KONDO Hayato

地元の大声援を力に国スポV

 SAGA2024で初の栄冠に輝いた柔道成年男子の佐賀県選抜。先鋒としてチームを勢いづけた近藤隼斗選手は「優勝することができて最高の気分だった。会場がこれまで見たことがないくらい盛り上がり、多くの人たちの応援からとても勇気づけられた」と振り返る。前年の鹿児島国体では3位に入った上、地元開催ということもあり、優勝への期待が大きく膨らんでいた今大会。「心強い仲間たちと思い切って柔道をできたことが優勝へつながった」と充実の笑顔を見せる。

 柔道は小学2年生の時、兄と一緒に始めた。小さいときは「自分は何でもできる」と思っていた。道場に見学に行った際に「投げているところを見て、すごいと感心した。自分もやってみたいと興味を持った」と振り返る。最初の2年間は1回も勝てなかったが稽古に励み、小学6年時に全国大会への出場を果たしたものの、結果は初戦敗退。「全国大会はレベルが違う。この舞台で結果を残したい」と新たな目標を定めた。

 中学は全国大会を目指す仲間とともに地元を離れて有田中学校に入学。部活で練習した後に警察署の道場に移動して21~22時まで練習するなど柔道漬けの日々を送った。「日本一が目標だったのでやみくもに練習した」というが、その甲斐あり、中学3年の全国中学校柔道大会で頂点に立った。高校進学時は県外の強豪校も含めて誘いがあったが、一緒に柔道を始めた兄が在籍していたこともあり、佐賀工業高校に進学した。

 高校時代は2、3年の時にインターハイで連覇を果たした。

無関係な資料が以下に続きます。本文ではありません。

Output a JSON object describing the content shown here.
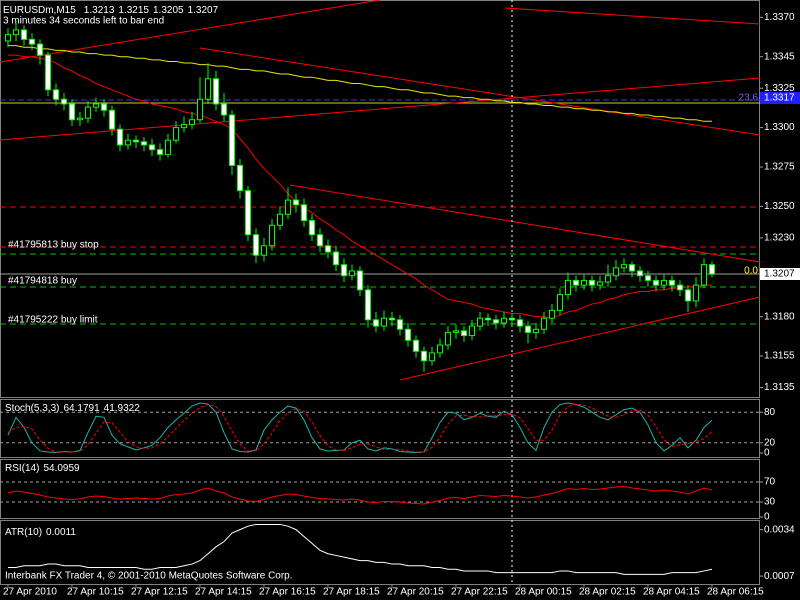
{
  "chart_data": [
    {
      "type": "candlestick",
      "title": "EURUSDm,M15",
      "subtitle": "3 minutes 34 seconds left to bar end",
      "categories": [
        "27 Apr 2010",
        null,
        null,
        null,
        null,
        null,
        null,
        null,
        "27 Apr 10:15",
        null,
        null,
        null,
        null,
        null,
        null,
        null,
        "27 Apr 12:15",
        null,
        null,
        null,
        null,
        null,
        null,
        null,
        "27 Apr 14:15",
        null,
        null,
        null,
        null,
        null,
        null,
        null,
        "27 Apr 16:15",
        null,
        null,
        null,
        null,
        null,
        null,
        null,
        "27 Apr 18:15",
        null,
        null,
        null,
        null,
        null,
        null,
        null,
        "27 Apr 20:15",
        null,
        null,
        null,
        null,
        null,
        null,
        null,
        "27 Apr 22:15",
        null,
        null,
        null,
        null,
        null,
        null,
        null,
        "28 Apr 00:15",
        null,
        null,
        null,
        null,
        null,
        null,
        null,
        "28 Apr 02:15",
        null,
        null,
        null,
        null,
        null,
        null,
        null,
        "28 Apr 04:15",
        null,
        null,
        null,
        null,
        null,
        null,
        null,
        "28 Apr 06:15"
      ],
      "open": [
        1.3355,
        1.3359,
        1.3362,
        1.3356,
        1.3353,
        1.3346,
        1.3324,
        1.3318,
        1.3315,
        1.3305,
        1.3306,
        1.3313,
        1.3315,
        1.3311,
        1.3299,
        1.3289,
        1.3292,
        1.3291,
        1.3289,
        1.3286,
        1.3283,
        1.3292,
        1.33,
        1.3302,
        1.3305,
        1.3318,
        1.3331,
        1.3315,
        1.3308,
        1.3276,
        1.326,
        1.3232,
        1.3219,
        1.3225,
        1.3238,
        1.3245,
        1.3254,
        1.3251,
        1.3241,
        1.3232,
        1.3225,
        1.3221,
        1.3213,
        1.3206,
        1.3209,
        1.3197,
        1.3178,
        1.3174,
        1.3179,
        1.3178,
        1.3172,
        1.3165,
        1.3158,
        1.3152,
        1.3157,
        1.3162,
        1.317,
        1.3171,
        1.3168,
        1.3174,
        1.3179,
        1.3178,
        1.3176,
        1.3179,
        1.3178,
        1.3174,
        1.317,
        1.3172,
        1.3179,
        1.3184,
        1.3194,
        1.3203,
        1.32,
        1.3203,
        1.32,
        1.3202,
        1.3206,
        1.3211,
        1.3213,
        1.3209,
        1.3206,
        1.3203,
        1.32,
        1.3203,
        1.32,
        1.3197,
        1.319,
        1.32,
        1.3213
      ],
      "high": [
        1.3363,
        1.3368,
        1.3365,
        1.336,
        1.3356,
        1.3348,
        1.3328,
        1.3322,
        1.3318,
        1.331,
        1.3317,
        1.3319,
        1.3318,
        1.3314,
        1.3302,
        1.3296,
        1.3295,
        1.3294,
        1.3293,
        1.329,
        1.3296,
        1.3304,
        1.3307,
        1.331,
        1.3332,
        1.3341,
        1.3336,
        1.3322,
        1.3311,
        1.328,
        1.3263,
        1.3236,
        1.323,
        1.3242,
        1.325,
        1.3262,
        1.3258,
        1.3255,
        1.3245,
        1.3236,
        1.3229,
        1.3225,
        1.3217,
        1.3213,
        1.3212,
        1.32,
        1.3183,
        1.3184,
        1.3183,
        1.3181,
        1.3176,
        1.3168,
        1.3161,
        1.3161,
        1.3166,
        1.3174,
        1.3175,
        1.3174,
        1.3178,
        1.3183,
        1.3182,
        1.3181,
        1.3183,
        1.3182,
        1.3181,
        1.3177,
        1.3176,
        1.3183,
        1.3188,
        1.3198,
        1.3208,
        1.3206,
        1.3207,
        1.3206,
        1.3206,
        1.3213,
        1.3216,
        1.3217,
        1.3215,
        1.3212,
        1.3209,
        1.3206,
        1.3207,
        1.3206,
        1.3203,
        1.32,
        1.3205,
        1.3217,
        1.3215
      ],
      "low": [
        1.3351,
        1.3355,
        1.3352,
        1.3349,
        1.334,
        1.332,
        1.3314,
        1.3311,
        1.3301,
        1.3301,
        1.3303,
        1.331,
        1.3307,
        1.3295,
        1.3285,
        1.3286,
        1.3287,
        1.3285,
        1.3282,
        1.3279,
        1.3281,
        1.329,
        1.3297,
        1.3299,
        1.3303,
        1.3315,
        1.3311,
        1.3304,
        1.327,
        1.3255,
        1.3228,
        1.3214,
        1.3215,
        1.3222,
        1.3235,
        1.3242,
        1.3246,
        1.3237,
        1.3228,
        1.3221,
        1.3217,
        1.3209,
        1.3202,
        1.3203,
        1.3193,
        1.3173,
        1.317,
        1.3171,
        1.3174,
        1.3168,
        1.3161,
        1.3154,
        1.3145,
        1.3149,
        1.3154,
        1.3159,
        1.3166,
        1.3164,
        1.3165,
        1.3171,
        1.3174,
        1.3172,
        1.3173,
        1.3174,
        1.317,
        1.3163,
        1.3166,
        1.3169,
        1.3176,
        1.3181,
        1.3191,
        1.3196,
        1.3197,
        1.3196,
        1.3197,
        1.3199,
        1.3203,
        1.3208,
        1.3205,
        1.3202,
        1.3199,
        1.3196,
        1.3197,
        1.3196,
        1.3193,
        1.3183,
        1.3186,
        1.3198,
        1.3205
      ],
      "close": [
        1.3359,
        1.3362,
        1.3356,
        1.3353,
        1.3346,
        1.3324,
        1.3318,
        1.3315,
        1.3305,
        1.3306,
        1.3313,
        1.3315,
        1.3311,
        1.3299,
        1.3289,
        1.3292,
        1.3291,
        1.3289,
        1.3286,
        1.3283,
        1.3292,
        1.33,
        1.3302,
        1.3305,
        1.3318,
        1.3331,
        1.3315,
        1.3308,
        1.3276,
        1.326,
        1.3232,
        1.3219,
        1.3225,
        1.3238,
        1.3245,
        1.3254,
        1.3251,
        1.3241,
        1.3232,
        1.3225,
        1.3221,
        1.3213,
        1.3206,
        1.3209,
        1.3197,
        1.3178,
        1.3174,
        1.3179,
        1.3178,
        1.3172,
        1.3165,
        1.3158,
        1.3152,
        1.3157,
        1.3162,
        1.317,
        1.3171,
        1.3168,
        1.3174,
        1.3179,
        1.3178,
        1.3176,
        1.3179,
        1.3178,
        1.3174,
        1.317,
        1.3172,
        1.3179,
        1.3184,
        1.3194,
        1.3203,
        1.32,
        1.3203,
        1.32,
        1.3202,
        1.3206,
        1.3211,
        1.3213,
        1.3209,
        1.3206,
        1.3203,
        1.32,
        1.3203,
        1.32,
        1.3197,
        1.319,
        1.32,
        1.3213,
        1.3207
      ],
      "up_color": "#000000",
      "down_color": "#ffffff",
      "outline_color": "#00ff00",
      "lines": [
        {
          "color": "#ff0000",
          "values": [
            1.3346,
            1.3346,
            1.3345,
            1.3345,
            1.3344,
            1.3343,
            1.3341,
            1.3338,
            1.3336,
            1.3333,
            1.3331,
            1.3328,
            1.3326,
            1.3324,
            1.3322,
            1.332,
            1.3318,
            1.3317,
            1.3315,
            1.3314,
            1.3313,
            1.3312,
            1.331,
            1.3309,
            1.3308,
            1.3306,
            1.3304,
            1.3302,
            1.3299,
            1.3293,
            1.3287,
            1.328,
            1.3274,
            1.3269,
            1.3264,
            1.3258,
            1.3253,
            1.3249,
            1.3246,
            1.3242,
            1.3239,
            1.3235,
            1.3232,
            1.3228,
            1.3225,
            1.3222,
            1.3219,
            1.3216,
            1.3213,
            1.321,
            1.3207,
            1.3204,
            1.32,
            1.3197,
            1.3194,
            1.3191,
            1.319,
            1.3189,
            1.3188,
            1.3186,
            1.3185,
            1.3184,
            1.3183,
            1.3182,
            1.3182,
            1.3181,
            1.318,
            1.318,
            1.3179,
            1.3181,
            1.3183,
            1.3184,
            1.3186,
            1.3188,
            1.3189,
            1.3191,
            1.3192,
            1.3194,
            1.3195,
            1.3196,
            1.3196,
            1.3197,
            1.3197,
            1.3198,
            1.3198,
            1.3199,
            1.3199,
            1.32,
            1.32
          ]
        },
        {
          "color": "#e8e800",
          "values": [
            1.3352,
            1.3352,
            1.3351,
            1.3351,
            1.335,
            1.335,
            1.3349,
            1.3349,
            1.3348,
            1.3348,
            1.3347,
            1.3347,
            1.3346,
            1.3346,
            1.3345,
            1.3345,
            1.3344,
            1.3344,
            1.3343,
            1.3343,
            1.3342,
            1.3342,
            1.3341,
            1.3341,
            1.334,
            1.334,
            1.3339,
            1.3339,
            1.3338,
            1.3337,
            1.3337,
            1.3336,
            1.3336,
            1.3335,
            1.3334,
            1.3334,
            1.3333,
            1.3332,
            1.3332,
            1.3331,
            1.333,
            1.333,
            1.3329,
            1.3328,
            1.3328,
            1.3327,
            1.3326,
            1.3326,
            1.3325,
            1.3324,
            1.3324,
            1.3323,
            1.3322,
            1.3322,
            1.3321,
            1.332,
            1.332,
            1.3319,
            1.3319,
            1.3318,
            1.3318,
            1.3317,
            1.3317,
            1.3316,
            1.3316,
            1.3315,
            1.3315,
            1.3314,
            1.3314,
            1.3313,
            1.3313,
            1.3312,
            1.3312,
            1.3311,
            1.3311,
            1.331,
            1.331,
            1.3309,
            1.3309,
            1.3308,
            1.3308,
            1.3307,
            1.3307,
            1.3306,
            1.3306,
            1.3305,
            1.3305,
            1.3304,
            1.3304
          ]
        }
      ],
      "ylim": [
        1.3129,
        1.3381
      ],
      "yticks": [
        {
          "value": 1.337,
          "label": "1.3370"
        },
        1.3345,
        1.3325,
        {
          "value": 1.33,
          "label": "1.3300"
        },
        1.3275,
        {
          "value": 1.325,
          "label": "1.3250"
        },
        {
          "value": 1.323,
          "label": "1.3230"
        },
        {
          "value": 1.318,
          "label": "1.3180"
        },
        1.3155,
        1.3135
      ],
      "grid": false,
      "annotations": [
        "#41795813 buy stop",
        "#41794818 buy",
        "#41795222 buy limit",
        "23.6",
        "0.0",
        "1.3317"
      ]
    },
    {
      "type": "line",
      "title": "Stoch(5,3,3)",
      "series": [
        {
          "color": "#20b2aa",
          "values": [
            35,
            70,
            50,
            20,
            4,
            2,
            1,
            3,
            2,
            5,
            40,
            72,
            70,
            35,
            18,
            12,
            6,
            10,
            15,
            30,
            50,
            65,
            78,
            92,
            98,
            96,
            80,
            40,
            8,
            3,
            2,
            6,
            45,
            65,
            80,
            92,
            88,
            65,
            30,
            8,
            4,
            5,
            6,
            20,
            25,
            8,
            4,
            10,
            8,
            3,
            2,
            1,
            2,
            30,
            60,
            80,
            78,
            65,
            70,
            78,
            72,
            70,
            82,
            75,
            50,
            20,
            5,
            50,
            80,
            95,
            98,
            95,
            90,
            80,
            70,
            65,
            75,
            85,
            88,
            80,
            55,
            20,
            4,
            15,
            30,
            10,
            25,
            50,
            64.1791
          ]
        },
        {
          "color": "#ff0000",
          "dash": true,
          "values": [
            40,
            50,
            52,
            47,
            25,
            9,
            2,
            2,
            2,
            3,
            16,
            39,
            61,
            59,
            41,
            22,
            12,
            9,
            10,
            18,
            32,
            48,
            64,
            78,
            89,
            95,
            91,
            72,
            43,
            17,
            4,
            4,
            18,
            39,
            63,
            79,
            87,
            82,
            61,
            34,
            14,
            6,
            5,
            10,
            17,
            18,
            12,
            7,
            7,
            7,
            4,
            2,
            2,
            11,
            31,
            57,
            73,
            74,
            71,
            71,
            73,
            73,
            75,
            76,
            69,
            48,
            25,
            25,
            45,
            75,
            91,
            96,
            94,
            88,
            80,
            72,
            70,
            75,
            83,
            84,
            74,
            52,
            26,
            13,
            16,
            18,
            22,
            28,
            41.9322
          ]
        }
      ],
      "ylim": [
        0,
        100
      ],
      "yticks": [
        80,
        20,
        0
      ],
      "grid": true
    },
    {
      "type": "line",
      "title": "RSI(14)",
      "series": [
        {
          "color": "#ff0000",
          "values": [
            48,
            52,
            50,
            47,
            44,
            40,
            38,
            36,
            35,
            36,
            40,
            42,
            41,
            38,
            36,
            37,
            38,
            37,
            36,
            37,
            42,
            45,
            46,
            48,
            54,
            58,
            52,
            48,
            40,
            36,
            32,
            31,
            35,
            40,
            43,
            46,
            45,
            42,
            39,
            37,
            36,
            35,
            34,
            36,
            34,
            30,
            29,
            31,
            31,
            30,
            28,
            27,
            26,
            30,
            33,
            38,
            39,
            37,
            40,
            43,
            42,
            41,
            43,
            42,
            40,
            38,
            40,
            44,
            47,
            52,
            57,
            55,
            57,
            55,
            56,
            58,
            60,
            61,
            58,
            56,
            54,
            52,
            54,
            52,
            50,
            46,
            52,
            58,
            54.0959
          ]
        }
      ],
      "ylim": [
        0,
        100
      ],
      "yticks": [
        70,
        30,
        0
      ],
      "grid": true
    },
    {
      "type": "line",
      "title": "ATR(10)",
      "series": [
        {
          "color": "#ffffff",
          "values": [
            0.0012,
            0.0012,
            0.0013,
            0.0013,
            0.0013,
            0.0014,
            0.0014,
            0.0013,
            0.0013,
            0.0013,
            0.0012,
            0.0012,
            0.0012,
            0.0012,
            0.0012,
            0.0012,
            0.0012,
            0.0011,
            0.0011,
            0.0012,
            0.0012,
            0.0012,
            0.0013,
            0.0014,
            0.0016,
            0.002,
            0.0024,
            0.0027,
            0.0032,
            0.0034,
            0.0036,
            0.0037,
            0.0037,
            0.0037,
            0.0037,
            0.0036,
            0.0034,
            0.003,
            0.0026,
            0.0022,
            0.002,
            0.0019,
            0.0018,
            0.0017,
            0.0016,
            0.0016,
            0.0015,
            0.0015,
            0.0014,
            0.0014,
            0.0013,
            0.0013,
            0.0013,
            0.0012,
            0.0012,
            0.0011,
            0.0011,
            0.001,
            0.001,
            0.001,
            0.001,
            0.0009,
            0.0009,
            0.0009,
            0.0009,
            0.0009,
            0.0009,
            0.0009,
            0.0009,
            0.001,
            0.001,
            0.0009,
            0.0009,
            0.0009,
            0.0009,
            0.0009,
            0.0009,
            0.0008,
            0.0008,
            0.0008,
            0.0008,
            0.0008,
            0.0008,
            0.0009,
            0.0009,
            0.0009,
            0.0009,
            0.001,
            0.0011
          ]
        }
      ],
      "ylim": [
        0.0003,
        0.0039
      ],
      "yticks": [
        0.0034,
        0.0007
      ],
      "grid": false
    }
  ],
  "footer": "Interbank FX Trader 4, © 2001-2010 MetaQuotes Software Corp."
}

2年の時は「勢いだけで勝った感覚で、運もあった」というが、3年時は対戦するすべての選手から対策されており、延長戦にもつれ込むことも多かった。「相手選手が全部を出し切ってくる感じだった」と振り返る厳しい戦いとなったが、連覇を勝ち取ったことで「相手の戦い方を理解した上で考えながら柔道ができた」と自身の成長を感じるきっかけにもなった。

 インターハイでの活躍もあり、多くの大学から誘いを受けたが、選んだのは国士舘大学。決め手は「稽古の量が一番多く、泥臭くやっている雰囲気がよかった」ことだ。高校時代から全国レベルで活躍している同期も多く、競い合うことが刺激になった。大学は体の強さや技術レベルが高く、最初は組手も思うように組ませてもらえず、技を出せない日々が続いた。だが「チームメートに負けたくない」とモチベーションを保ちつつ、先輩やOBに教えを請いながら練習を続けたことが、3年時の講道館杯制覇につながった。「世界を目指すためにも取っておきたいタイトルだったので嬉しかった」という。

 現在は、世界トップレベルで戦う選手も多いパーク24に所属して汗を流す。「練習環境が素晴らしく、五輪選手もいる。声を掛けてもらって幸せ」と語る。トップレベルの選手との技術の差を感じることもあるが、一方で「自分はもっと強くなれる」とも感じている。「オリンピックで金メダルを取るまで終わりたくない」。高い目標を胸に、目の前の大会を一つ一つ勝っていくつもりだ。

近藤 隼斗 選手

競技:柔道

こんどう はやと

 2001年5月15日生まれ。武雄市出身。小学2年生の時、母親の勧めで兄と一緒に地元の警察署の道場に入った。小学生時代は6年生の時に全国大会出場を果たし、中学3年生の時に全国中学校柔道大会で優勝。翌年に世界カデで個人、団体とも3位に入った。高校時代はインターハイ2連覇のほか、アジアジュニア優勝などの成績を残し、大学では3年時に講道館杯で優勝。2024年4月にパーク24に入社し、新たなステージでの活躍を期している。当面の目標は選抜体重別で連覇を達成すること。